In order to limit the global temperature increase to 1.5 degrees, the Intergovernmental Panel on Climate Change (IPCC) expects a share of more than 20 percent bioenergy in 2050. The use of biomass for energy releases CO₂, which can then be used industrially. In technical jargon, this is called BECCU, »Bioenergy Carbon Capture and Utilisation«. However, before the CO₂ is available, it must be separated from the gases of the combustion process.

This is where Fraunhofer research comes in. Felix Lehner, a doctoral student at Fraunhofer UMSICHT, says: »We combine an innovative combustion process of biogas - the so-called oxyfuel combustion - with the BECCU approach. Our goal is to produce CO₂ with a purity of 99.5 percent.« In this process, the high-purity carbon dioxide is not blown out into the atmosphere as a waste product, but is used as a product for industrial processes, e.g. for the production of fuels, fertilisers or for direct application in the beverage industry. Since CO2 from bioenergy applications is climate-neutral by definition, the technology would provide a sustainable, alternative carbon source.  

Oxyfuel combustion + BECCU = BO₂CCU

In oxyfuel combustion, biogenic gases are burnt with pure oxygen (O₂) instead of air in this project. As a result, only CO₂ and H₂O are contained in the exhaust gas as combustion products. The water vapour (H₂O) condenses, the released heat can be used and what remains is an exhaust gas with a CO₂ concentration of over approx. 95%. The process is flexible as far as the quality of the gaseous fuels is concerned. In addition to biogas, sewage gas, pyrolysis gas or synthesis gas can be used. 

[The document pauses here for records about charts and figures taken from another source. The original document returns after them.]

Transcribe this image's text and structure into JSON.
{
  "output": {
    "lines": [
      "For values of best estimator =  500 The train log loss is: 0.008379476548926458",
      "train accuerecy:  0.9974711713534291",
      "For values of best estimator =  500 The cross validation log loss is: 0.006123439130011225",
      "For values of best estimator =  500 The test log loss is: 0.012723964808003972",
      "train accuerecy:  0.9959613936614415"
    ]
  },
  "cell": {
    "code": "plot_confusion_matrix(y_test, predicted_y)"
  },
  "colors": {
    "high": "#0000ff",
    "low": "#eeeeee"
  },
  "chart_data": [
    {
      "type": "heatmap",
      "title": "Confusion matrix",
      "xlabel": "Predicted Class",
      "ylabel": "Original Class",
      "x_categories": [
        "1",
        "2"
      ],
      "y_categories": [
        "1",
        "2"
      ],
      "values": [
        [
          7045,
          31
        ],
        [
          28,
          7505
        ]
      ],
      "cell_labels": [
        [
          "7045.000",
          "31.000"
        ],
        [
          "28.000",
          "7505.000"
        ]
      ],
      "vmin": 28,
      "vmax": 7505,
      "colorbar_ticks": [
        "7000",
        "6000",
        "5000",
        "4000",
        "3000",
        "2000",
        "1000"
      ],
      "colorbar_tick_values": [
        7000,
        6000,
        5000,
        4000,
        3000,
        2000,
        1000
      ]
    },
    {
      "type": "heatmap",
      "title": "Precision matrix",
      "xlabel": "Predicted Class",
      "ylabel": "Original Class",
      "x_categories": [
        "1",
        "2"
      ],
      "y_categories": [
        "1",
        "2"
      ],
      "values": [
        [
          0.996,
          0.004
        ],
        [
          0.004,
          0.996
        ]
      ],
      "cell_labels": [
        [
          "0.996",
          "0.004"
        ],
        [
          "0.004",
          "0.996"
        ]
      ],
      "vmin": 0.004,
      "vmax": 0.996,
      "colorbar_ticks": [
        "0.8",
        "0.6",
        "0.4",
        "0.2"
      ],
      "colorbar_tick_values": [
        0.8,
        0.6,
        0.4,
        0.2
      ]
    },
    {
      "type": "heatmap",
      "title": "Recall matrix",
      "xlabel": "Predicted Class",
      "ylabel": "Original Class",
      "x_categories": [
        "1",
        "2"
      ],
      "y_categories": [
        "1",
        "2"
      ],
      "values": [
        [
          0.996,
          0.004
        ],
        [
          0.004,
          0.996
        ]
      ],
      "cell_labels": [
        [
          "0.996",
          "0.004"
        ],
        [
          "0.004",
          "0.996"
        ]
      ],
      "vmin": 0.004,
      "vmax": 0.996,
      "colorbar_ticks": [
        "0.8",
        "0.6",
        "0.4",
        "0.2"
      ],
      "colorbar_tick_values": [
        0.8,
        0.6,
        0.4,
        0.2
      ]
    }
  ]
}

At the Fraunhofer UMSICHT site in Sulzbach-Rosenberg, a burner system with a thermal output of 50 kW is being built on a demonstration scale. The decentralised scale of such a plant can enable small and medium-sized enterprises (SMEs) in the bioenergy sector to implement CO₂-neutral plants. 

Use of oxygen from the hydrogen economy

Oxyfuel combustion processes could continue to gain in importance, as an expansion of the hydrogen economy would also produce considerable amounts of oxygen (O2) in the future. In the electrolysis process, eight times the amount of O2 is produced per unit of hydrogen. According to the Federal Ministry of Economics and Climate Protection (BMWK), electrolysis capacities are to be gradually expanded by 2050. As a result, around 1.8 million tonnes of oxygen would be produced in 2030 and up to 18 million tonnes of oxygen in 2050 as a hitherto unused by-product. The Fraunhofer technology could supplement electrolysis sites and create an economic recycling option for the O₂.

The project has a duration of 3 years and is financed by the Fraunhofer-Gesellschaft as in-house research.